A.Bertoli, Nationalism and conflict : Lessons from international sports. (2017) International Studies Quarterly, 61(4), 835-849
Dans cet article, Andrew Bertoli questionne l'idée que le nationalisme est un facteur majeur de déclenchement de conflits internationaux. Ainsi, il interroge l’impact des compétitions sportives internationales sur les relations diplomatiques des pays, et des potentiels conflits qui peuvent en découler.
Le nationalisme et son lien avec les compétitions sportives internationales
Bertoli met en avant l'impact des événements sportifs internationaux sur le nationalisme, en montrant comment ces compétitions peuvent susciter un sentiment d'unité nationale, mais aussi alimenter l'hostilité envers d'autres nations. Pour lui, le sport international, en particulier la Coupe du Monde, offre un terrain naturel pour étudier l'impact du nationalisme sur l'agressivité d’un Etat.
Le nationalisme sportif comme facteur de conflit
Pour Bertoli, ce nationalisme peut soit provenir de causes accidentelles, soit être volontairement amplifié par les dirigeants politiques. Il indique également que les conflits issus du nationalisme sportif ne surviennent pas toujours entre des pays qui s'affrontent déjà directement, puisque celui-ci peut justement en donner des effets provocateurs en aval.
Pour illustrer cela, de nombreux exemples historiques sont étudiés dans l'article :
La "Guerre du football" de 1969 entre le Salvador et le Honduras : Un conflit issu de tensions économiques et territoriales exacerbées par les matchs de qualification qui font s’affronter les deux pays pour la Coupe du Monde. Ici le sport n’apparaît pas comme cause profonde mais comme catalyseur du conflit.

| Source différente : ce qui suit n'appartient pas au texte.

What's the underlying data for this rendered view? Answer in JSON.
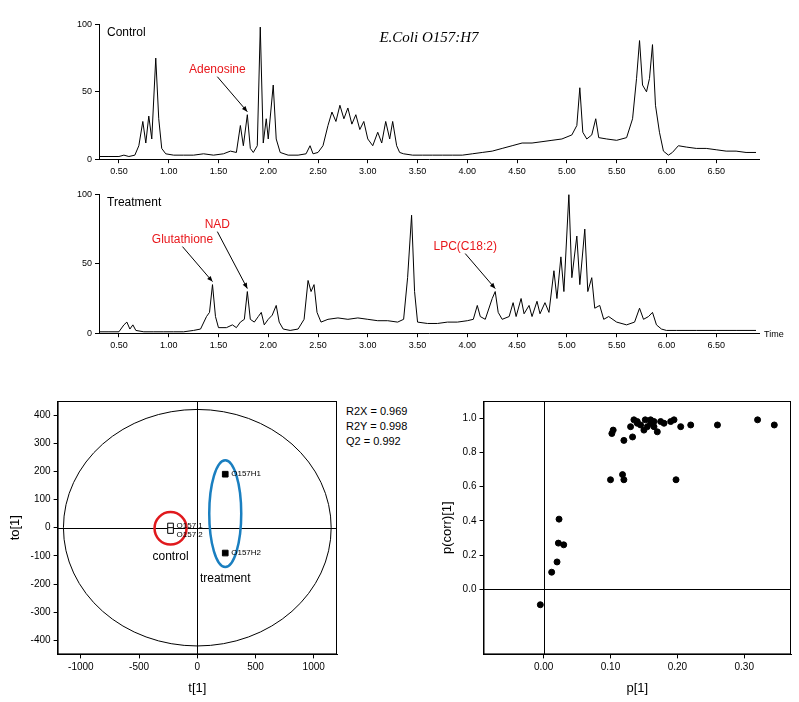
{
  "chart_data": [
    {
      "type": "line",
      "title": "Control",
      "subtitle": "E.Coli O157:H7",
      "color": "#000000",
      "x": [
        0.3,
        0.4,
        0.5,
        0.55,
        0.6,
        0.66,
        0.7,
        0.74,
        0.77,
        0.8,
        0.83,
        0.87,
        0.9,
        0.93,
        0.97,
        1.05,
        1.15,
        1.25,
        1.35,
        1.45,
        1.55,
        1.62,
        1.68,
        1.72,
        1.75,
        1.79,
        1.82,
        1.85,
        1.89,
        1.92,
        1.95,
        1.98,
        2.0,
        2.05,
        2.08,
        2.12,
        2.2,
        2.3,
        2.38,
        2.42,
        2.45,
        2.5,
        2.55,
        2.6,
        2.64,
        2.68,
        2.72,
        2.76,
        2.8,
        2.84,
        2.88,
        2.92,
        2.96,
        3.0,
        3.05,
        3.1,
        3.14,
        3.18,
        3.22,
        3.25,
        3.29,
        3.32,
        3.36,
        3.45,
        3.55,
        3.65,
        3.75,
        3.85,
        3.95,
        4.05,
        4.15,
        4.25,
        4.35,
        4.45,
        4.55,
        4.65,
        4.75,
        4.85,
        4.95,
        5.05,
        5.1,
        5.13,
        5.16,
        5.2,
        5.25,
        5.29,
        5.32,
        5.4,
        5.5,
        5.6,
        5.66,
        5.7,
        5.73,
        5.76,
        5.8,
        5.83,
        5.86,
        5.89,
        5.93,
        5.97,
        6.02,
        6.06,
        6.12,
        6.2,
        6.3,
        6.4,
        6.5,
        6.6,
        6.7,
        6.8,
        6.9
      ],
      "values": [
        2,
        2,
        2,
        3,
        2,
        3,
        10,
        28,
        12,
        32,
        15,
        75,
        30,
        8,
        4,
        3,
        3,
        3,
        4,
        3,
        4,
        6,
        5,
        25,
        10,
        33,
        8,
        5,
        10,
        98,
        12,
        30,
        15,
        55,
        15,
        5,
        3,
        3,
        4,
        10,
        4,
        5,
        10,
        25,
        35,
        28,
        40,
        30,
        38,
        26,
        33,
        22,
        28,
        15,
        10,
        20,
        12,
        28,
        15,
        28,
        10,
        5,
        4,
        3,
        3,
        3,
        3,
        3,
        3,
        4,
        5,
        6,
        8,
        10,
        12,
        12,
        13,
        14,
        15,
        18,
        25,
        53,
        20,
        15,
        18,
        30,
        16,
        15,
        14,
        16,
        30,
        60,
        88,
        55,
        50,
        60,
        85,
        40,
        20,
        6,
        3,
        5,
        10,
        9,
        8,
        8,
        7,
        6,
        6,
        5,
        5
      ],
      "xlim": [
        0.3,
        6.93
      ],
      "xticks": [
        {
          "value": 0.5,
          "label": "0.50"
        },
        {
          "value": 1.0,
          "label": "1.00"
        },
        {
          "value": 1.5,
          "label": "1.50"
        },
        {
          "value": 2.0,
          "label": "2.00"
        },
        {
          "value": 2.5,
          "label": "2.50"
        },
        {
          "value": 3.0,
          "label": "3.00"
        },
        {
          "value": 3.5,
          "label": "3.50"
        },
        {
          "value": 4.0,
          "label": "4.00"
        },
        {
          "value": 4.5,
          "label": "4.50"
        },
        {
          "value": 5.0,
          "label": "5.00"
        },
        {
          "value": 5.5,
          "label": "5.50"
        },
        {
          "value": 6.0,
          "label": "6.00"
        },
        {
          "value": 6.5,
          "label": "6.50"
        }
      ],
      "ylim": [
        0,
        100
      ],
      "yticks": [
        0,
        50,
        100
      ],
      "grid": false,
      "annotations": [
        {
          "text": "Adenosine",
          "x": 1.79,
          "y": 33,
          "color": "#e8171b"
        }
      ]
    },
    {
      "type": "line",
      "title": "Treatment",
      "x_label": "Time",
      "color": "#000000",
      "x": [
        0.3,
        0.4,
        0.5,
        0.55,
        0.58,
        0.61,
        0.64,
        0.67,
        0.75,
        0.85,
        0.95,
        1.05,
        1.15,
        1.25,
        1.32,
        1.38,
        1.41,
        1.44,
        1.47,
        1.5,
        1.58,
        1.64,
        1.68,
        1.72,
        1.76,
        1.79,
        1.82,
        1.86,
        1.9,
        1.93,
        1.96,
        2.0,
        2.04,
        2.08,
        2.11,
        2.15,
        2.22,
        2.3,
        2.36,
        2.4,
        2.43,
        2.46,
        2.49,
        2.53,
        2.6,
        2.7,
        2.8,
        2.9,
        3.0,
        3.1,
        3.2,
        3.3,
        3.36,
        3.4,
        3.44,
        3.47,
        3.5,
        3.6,
        3.7,
        3.8,
        3.9,
        4.0,
        4.06,
        4.1,
        4.13,
        4.18,
        4.25,
        4.28,
        4.31,
        4.35,
        4.42,
        4.46,
        4.49,
        4.54,
        4.57,
        4.62,
        4.65,
        4.7,
        4.73,
        4.78,
        4.82,
        4.87,
        4.9,
        4.94,
        4.97,
        5.02,
        5.05,
        5.1,
        5.13,
        5.18,
        5.21,
        5.25,
        5.28,
        5.33,
        5.37,
        5.42,
        5.5,
        5.6,
        5.68,
        5.73,
        5.77,
        5.82,
        5.86,
        5.9,
        5.95,
        6.0,
        6.1,
        6.3,
        6.5,
        6.7,
        6.9
      ],
      "values": [
        1,
        1,
        1,
        6,
        8,
        3,
        6,
        2,
        1,
        1,
        1,
        1,
        1,
        2,
        3,
        12,
        15,
        35,
        12,
        4,
        4,
        6,
        4,
        8,
        10,
        30,
        10,
        8,
        12,
        15,
        6,
        10,
        13,
        20,
        8,
        3,
        2,
        3,
        10,
        38,
        30,
        35,
        15,
        8,
        10,
        11,
        10,
        11,
        10,
        9,
        9,
        8,
        10,
        40,
        85,
        30,
        8,
        7,
        7,
        8,
        8,
        9,
        10,
        20,
        12,
        10,
        25,
        30,
        15,
        10,
        12,
        22,
        12,
        25,
        14,
        20,
        12,
        23,
        14,
        22,
        15,
        45,
        25,
        55,
        30,
        100,
        40,
        70,
        35,
        75,
        30,
        40,
        18,
        20,
        10,
        12,
        8,
        6,
        8,
        18,
        10,
        12,
        15,
        6,
        3,
        2,
        2,
        2,
        2,
        2,
        2
      ],
      "xlim": [
        0.3,
        6.93
      ],
      "xticks": [
        {
          "value": 0.5,
          "label": "0.50"
        },
        {
          "value": 1.0,
          "label": "1.00"
        },
        {
          "value": 1.5,
          "label": "1.50"
        },
        {
          "value": 2.0,
          "label": "2.00"
        },
        {
          "value": 2.5,
          "label": "2.50"
        },
        {
          "value": 3.0,
          "label": "3.00"
        },
        {
          "value": 3.5,
          "label": "3.50"
        },
        {
          "value": 4.0,
          "label": "4.00"
        },
        {
          "value": 4.5,
          "label": "4.50"
        },
        {
          "value": 5.0,
          "label": "5.00"
        },
        {
          "value": 5.5,
          "label": "5.50"
        },
        {
          "value": 6.0,
          "label": "6.00"
        },
        {
          "value": 6.5,
          "label": "6.50"
        }
      ],
      "ylim": [
        0,
        100
      ],
      "yticks": [
        0,
        50,
        100
      ],
      "grid": false,
      "annotations": [
        {
          "text": "Glutathione",
          "x": 1.44,
          "y": 35,
          "color": "#e8171b"
        },
        {
          "text": "NAD",
          "x": 1.79,
          "y": 30,
          "color": "#e8171b"
        },
        {
          "text": "LPC(C18:2)",
          "x": 4.28,
          "y": 30,
          "color": "#e8171b"
        }
      ]
    },
    {
      "type": "scatter",
      "x_label": "t[1]",
      "y_label": "to[1]",
      "series": [
        {
          "name": "control",
          "color": "#e0191d",
          "marker": "open_square",
          "x": [
            -230,
            -230
          ],
          "values": [
            6,
            -10
          ],
          "labels": [
            "O157 1",
            "O157 2"
          ]
        },
        {
          "name": "treatment",
          "color": "#1a7fc0",
          "marker": "square",
          "x": [
            240,
            240
          ],
          "values": [
            190,
            -90
          ],
          "labels": [
            "O157H1",
            "O157H2"
          ]
        }
      ],
      "ellipse": {
        "x_radius": 1150,
        "y_radius": 420
      },
      "stats": [
        "R2X = 0.969",
        "R2Y = 0.998",
        "Q2 = 0.992"
      ],
      "xlim": [
        -1200,
        1200
      ],
      "xticks": [
        -1000,
        -500,
        0,
        500,
        1000
      ],
      "ylim": [
        -450,
        450
      ],
      "yticks": [
        -400,
        -300,
        -200,
        -100,
        0,
        100,
        200,
        300,
        400
      ],
      "grid": false
    },
    {
      "type": "scatter",
      "x_label": "p[1]",
      "y_label": "p(corr)[1]",
      "color": "#000000",
      "marker": "circle",
      "x": [
        -0.005,
        0.012,
        0.02,
        0.022,
        0.023,
        0.03,
        0.1,
        0.102,
        0.104,
        0.118,
        0.12,
        0.12,
        0.13,
        0.133,
        0.135,
        0.14,
        0.14,
        0.145,
        0.15,
        0.152,
        0.155,
        0.16,
        0.16,
        0.165,
        0.165,
        0.17,
        0.175,
        0.18,
        0.19,
        0.195,
        0.198,
        0.205,
        0.22,
        0.26,
        0.32,
        0.345
      ],
      "values": [
        -0.09,
        0.1,
        0.16,
        0.27,
        0.41,
        0.26,
        0.64,
        0.91,
        0.93,
        0.67,
        0.64,
        0.87,
        0.95,
        0.89,
        0.99,
        0.98,
        0.97,
        0.96,
        0.93,
        0.99,
        0.95,
        0.97,
        0.99,
        0.95,
        0.98,
        0.92,
        0.98,
        0.97,
        0.98,
        0.99,
        0.64,
        0.95,
        0.96,
        0.96,
        0.99,
        0.96
      ],
      "xlim": [
        -0.09,
        0.37
      ],
      "xticks": [
        {
          "value": 0,
          "label": "0.00"
        },
        {
          "value": 0.1,
          "label": "0.10"
        },
        {
          "value": 0.2,
          "label": "0.20"
        },
        {
          "value": 0.3,
          "label": "0.30"
        }
      ],
      "ylim": [
        -0.38,
        1.1
      ],
      "yticks": [
        {
          "value": 0,
          "label": "0.0"
        },
        {
          "value": 0.2,
          "label": "0.2"
        },
        {
          "value": 0.4,
          "label": "0.4"
        },
        {
          "value": 0.6,
          "label": "0.6"
        },
        {
          "value": 0.8,
          "label": "0.8"
        },
        {
          "value": 1,
          "label": "1.0"
        }
      ],
      "grid": false
    }
  ]
}
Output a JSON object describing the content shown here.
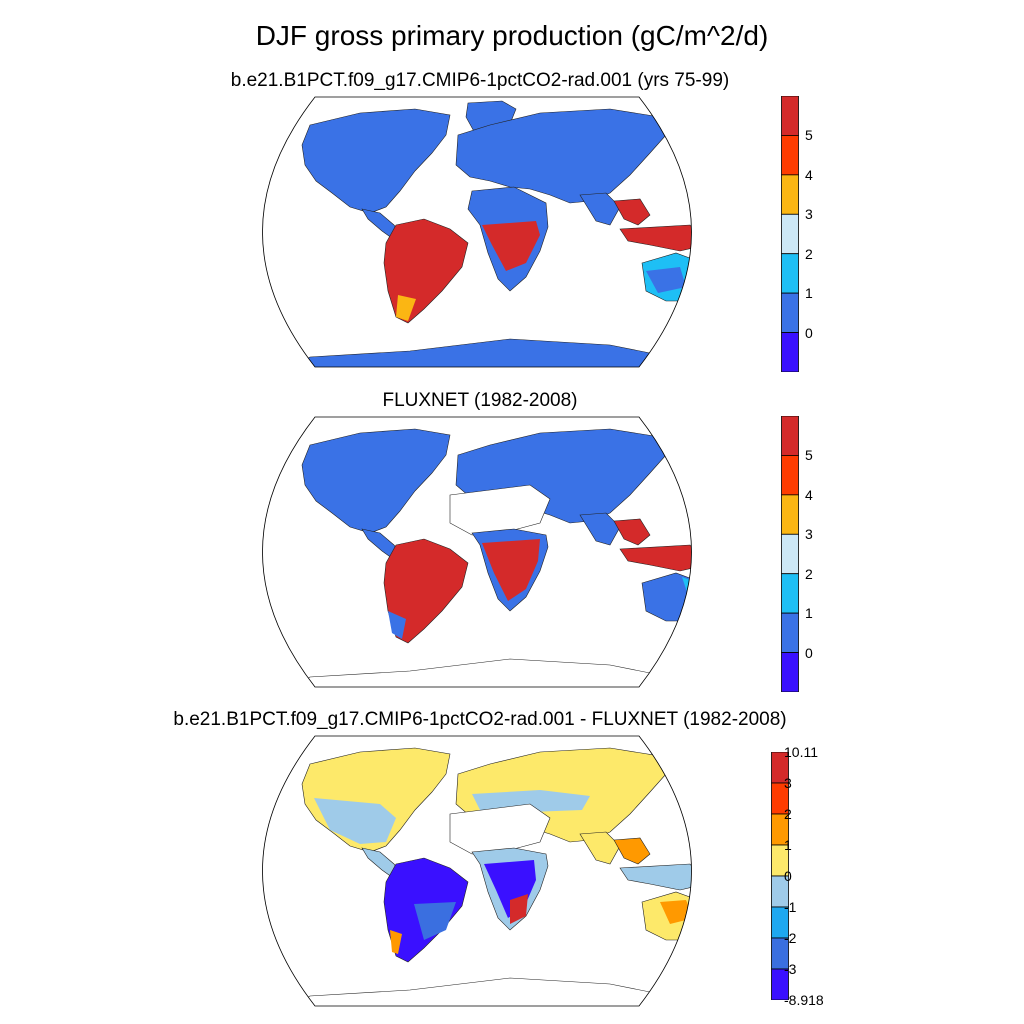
{
  "figure": {
    "title": "DJF gross primary production (gC/m^2/d)"
  },
  "panels": [
    {
      "title": "b.e21.B1PCT.f09_g17.CMIP6-1pctCO2-rad.001 (yrs 75-99)",
      "colorbar": {
        "labels": [
          "5",
          "4",
          "3",
          "2",
          "1",
          "0"
        ],
        "colors": [
          "#d42a2a",
          "#ff3c00",
          "#fbb613",
          "#cde8f6",
          "#1ebff5",
          "#3a72e6",
          "#3a10ff"
        ]
      }
    },
    {
      "title": "FLUXNET (1982-2008)",
      "colorbar": {
        "labels": [
          "5",
          "4",
          "3",
          "2",
          "1",
          "0"
        ],
        "colors": [
          "#d42a2a",
          "#ff3c00",
          "#fbb613",
          "#cde8f6",
          "#1ebff5",
          "#3a72e6",
          "#3a10ff"
        ]
      }
    },
    {
      "title": "b.e21.B1PCT.f09_g17.CMIP6-1pctCO2-rad.001 - FLUXNET (1982-2008)",
      "colorbar": {
        "labels": [
          "10.11",
          "3",
          "2",
          "1",
          "0",
          "-1",
          "-2",
          "-3",
          "-8.918"
        ],
        "colors": [
          "#d42a2a",
          "#ff3c00",
          "#ff9900",
          "#fde96a",
          "#9fcbe9",
          "#1ea8f0",
          "#3a6fe0",
          "#3a10ff"
        ]
      }
    }
  ]
}
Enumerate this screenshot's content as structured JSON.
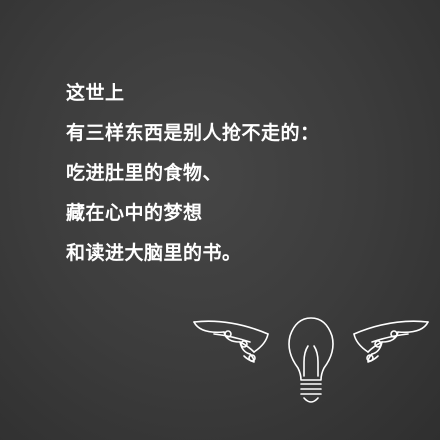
{
  "quote": {
    "lines": [
      "这世上",
      "有三样东西是别人抢不走的：",
      "吃进肚里的食物、",
      "藏在心中的梦想",
      "和读进大脑里的书。"
    ]
  },
  "emblem": {
    "icons": [
      "left-wing-icon",
      "lightbulb-icon",
      "right-wing-icon"
    ],
    "color": "#ffffff"
  },
  "background_color": "#3c3c3c"
}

Le cas du Sénégal en 2002 : Le Sénégal, qui n'avait jamais participé à la Coupe du Monde auparavant, a surpris en atteignant les quarts de finale. Deux semaines après le tournoi, le Sénégal a engagé un différend militaire avec la Gambie, une action inhabituelle pour le Sénégal qui n'était pas engagé dans un conflit militaire depuis 1993. On peut donc y voir un lien entre la participation à la Coupe du monde et l'agressivité de l'État sénégalais.
Le différend entre l'Égypte et l'Algérie lors de la Coupe du Monde de 2009 : Un match décisif a provoqué des émeutes et des tensions diplomatiques entre les deux pays.
Le conflit entre la Serbie et l'Albanie en 2014 : Déclenché par un incident impliquant un drone arborant un drapeau albanais lors d'un match de football de qualification pour l’Euro 2016 en Serbie, il provoque des émeutes violentes sur le terrain.
Bertoli utilise aussi d'autres exemples historiques plus anciens, notamment les Jeux Olympiques de 1936 sous le régime nazi et la Coupe du Monde italienne de 1934 sous Mussolini.
Les conséquences du nationalisme sportif
Nous observons alors avec Bertoli un modèle en spirale du conflit nationaliste, où le nationalisme peut conduire à la violence entre citoyens de différentes nationalités via les compétitions sportives. Cela peut rendre le public plus enclin à adopter une position belliqueuse envers d'autres nations en l'amenant à considérer les autres pays comme des "tigres de papier" et influencer les dirigeants en modifiant leurs attitudes et croyances indépendamment de l'opinion publique.
L’impact de la participation à la Coupe du monde sur le nationalisme
L'auteur met en évidence que la participation à la Coupe du Monde peut augmenter considérablement l'agressivité de l'Etat, avec un niveau des fois comparable à celui qui serait provoqué par une révolution ou une accession au pouvoir d’un dirigeant ayant une expérience militaire. En ce sens, le nationalisme peut contribuer à l'escalade des conflits internationaux. C’est justement pour cela que Bertoli recommande d'éviter la tenue d'événements sportifs internationaux dans les pays où les dirigeants utilisent le nationalisme pour soutenir des politiques étrangères agressives. Cependant, il note que cette recommandation n'est pas toujours suivie, comme en témoigne la tenue de la Coupe du Monde au Qatar et des Jeux olympiques d'hiver en Arabie saoudite. Il est important de garder à l’esprit la conclusion de Bertoli : le nationalisme sportif agit généralement comme une cause contributive, c’est-à-dire en accompagnement et catalyseur, plutôt que comme la source principale d’un conflit.